É já esta sexta-feira, às 21h, na Aula Magna da Universidade de Lisboa, que a Orquestra do Norte sobe ao palco para interpretar a ópera "Carmen", de Georges Bizet.
Corpo do artigo
A mais famosa das novelas do escritor parisiense Prosper Mérimée, Carmen, escrita no século XIX (1945), foi fonte de inspiração para o compositor Georges Bizet, no seu último e mais glorioso trabalho, com a ajuda dos libretistas Henri Meilhac e Ludovic Halévy.
Dos quatro franceses que ajudaram a eternizar a ópera "Carmen", apenas Meilhac e Halévy viveram para ver o seu sucesso. Mériméé morreu em 1870, cinco anos antes da estreia no Opéra-Comique de Paris, e Bizet exatamente três meses depois da primeira subida aos palcos, a 3 de março de 1875.
A história de uma linda e infiel cigana, morta pelo amante, Don José, demorou a agradar aos críticos burgueses, indignados com o caráter da personagem principal e pouco habituados a observar em palco a vida das pessoas mais comuns, especialmente a comunidade cigana.
Bizet tinha 36 anos quando compôs "Carmen", e nunca antes tinha escrito nada de relevante. Sabendo do caráter pesado da novela, narrada por Don José a partir da prisão, onde viria a ser enforcado pela morte de Carmen, Bizet decidiu recorrer a Meilhac e Halévy para que tornassem a história mais agradável.
E assim surgiram, entre outras personagens menos relevantes, Micaëla, uma jovem e inocente noiva de Don José, e Escamilo, o toureiro amante de Carmen, mais apelativo do que o original, o picador Lucas. Mas tudo podia ser polido nesta obra, menos Carmen.
Carmen foi recebida por inúmeras personalidades da sociedade musical francesa, como Gounod, Delibes, Massenet, Thomas, e até pelo escritor Alexandre Dumas, mas a estreia de algo tão disruptivo estava condenado ao insucesso, como conta o livro de memórias de Halévy sobre essa noite.

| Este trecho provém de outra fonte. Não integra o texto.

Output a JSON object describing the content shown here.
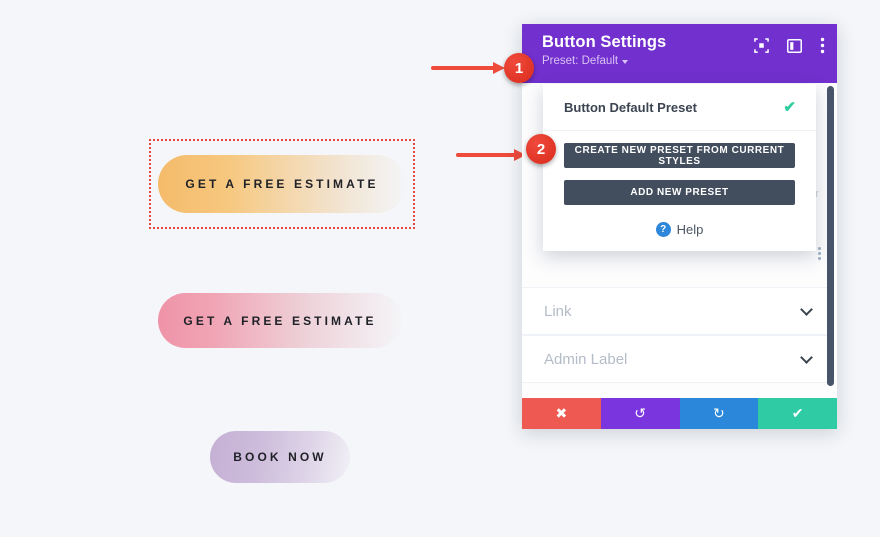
{
  "canvas": {
    "background": "#f4f6f9",
    "preview_buttons": [
      {
        "name": "estimate-orange",
        "label": "GET A FREE ESTIMATE",
        "gradient_from": "#f5bb6a",
        "gradient_to": "#f3f5f8",
        "selected": true
      },
      {
        "name": "estimate-pink",
        "label": "GET A FREE ESTIMATE",
        "gradient_from": "#ef93a8",
        "gradient_to": "#f4f5f8",
        "selected": false
      },
      {
        "name": "book-now",
        "label": "BOOK NOW",
        "gradient_from": "#c5b0d4",
        "gradient_to": "#f1f0f6",
        "selected": false
      }
    ],
    "selection_border_color": "#e8453c"
  },
  "annotations": {
    "arrow_color": "#ee4b3a",
    "marker_color": "#e03425",
    "markers": [
      {
        "number": "1",
        "points_to": "preset-default-dropdown-toggle"
      },
      {
        "number": "2",
        "points_to": "create-new-preset-from-current-styles-button"
      }
    ]
  },
  "panel": {
    "title": "Button Settings",
    "header_color": "#7230ce",
    "preset": {
      "label": "Preset: Default",
      "dropdown": {
        "current_item": "Button Default Preset",
        "current_item_checked": true,
        "check_color": "#2ecda0",
        "actions": [
          "CREATE NEW PRESET FROM CURRENT STYLES",
          "ADD NEW PRESET"
        ],
        "action_color": "#424e5e",
        "help_label": "Help"
      }
    },
    "header_icons": [
      {
        "name": "focus-icon"
      },
      {
        "name": "layout-columns-icon"
      },
      {
        "name": "more-vertical-icon"
      }
    ],
    "ghost_content": {
      "text": "r",
      "dots_icon": "more-vertical-icon"
    },
    "accordion_rows": [
      {
        "label": "Link",
        "expanded": false
      },
      {
        "label": "Admin Label",
        "expanded": false
      }
    ],
    "help_label": "Help",
    "help_badge": "?",
    "help_badge_color": "#2e87d8",
    "footer": [
      {
        "name": "cancel",
        "icon": "close-icon",
        "glyph": "✖",
        "color": "#ee5a52"
      },
      {
        "name": "undo",
        "icon": "undo-icon",
        "glyph": "↺",
        "color": "#7b35de"
      },
      {
        "name": "redo",
        "icon": "redo-icon",
        "glyph": "↻",
        "color": "#2b87da"
      },
      {
        "name": "save",
        "icon": "check-icon",
        "glyph": "✔",
        "color": "#2fcba4"
      }
    ]
  }
}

De um primeiro ato brilhante, que mereceu aplausos e cumprimentos ao encenador, até ao final solitário, onde poucos amigos rodearam Bizet. A crítica não perdoou a fuga aos padrões da época e destruiu a ópera e Bizet, que acabaria por morrer três meses depois com um ataque cardíaco. Durante oito anos, "os honestos espetadores" de Paris fecharam as portas a "Carmen".
Foi preciso esperar por outubro, em Viena e em alemão, para "Carmen" convencer nomes como Nietzsche, Wagner, Brahms, que feitas as contas terá visto a ópera mais de de 20 vezes, e Tchaikovsky, que por divertimento tocou a obra ao piano várias vezes, fascinado com as suas novidades musicais.
A partir daí, "Carmen" correu o mundo. Bélgica, Hungria, Rússia, Suécia, Inglaterra, Irlanda, Estados Unidos, Austrália, Itália, Alemanha, República Checa e Suíça, isto apenas até 1880. Três anos depois, em 1883, regressaria de forma triunfal a Paris. A Portugal, esta ópera só chegaria em 1885.
"Carmen" nunca mais foi esquecida e por diversas vezes foi adaptada para o cinema, como em 1954, com "Carmen Jones", filme vencedor do Globo de Ouro na categoria de melhor musical. Anos mais tarde, em 1983, foi a vez de Jean-Luc Godard conquistar o Leão de Ouro em Veneza, com Nome: Carmen.
A chocante Carmen, muito à frente do seu tempo, quando o feminismo ainda era uma tímida onda, é uma das óperas mais encenadas do mundo. A natureza da mulher, sem medo da morte em troca de amor e liberdade, ganhou o apreço dos encenadores durante os mais de 130 anos que se seguiram, que acabaram por moldar a história com os seus próprios olhos, mas nunca alterando a condição essencial.
Para ouvir esta sexta-feira em versão concerto, às 21h, na Aula Magna da Universidade de Lisboa, interpretada pela Orquestra do Norte.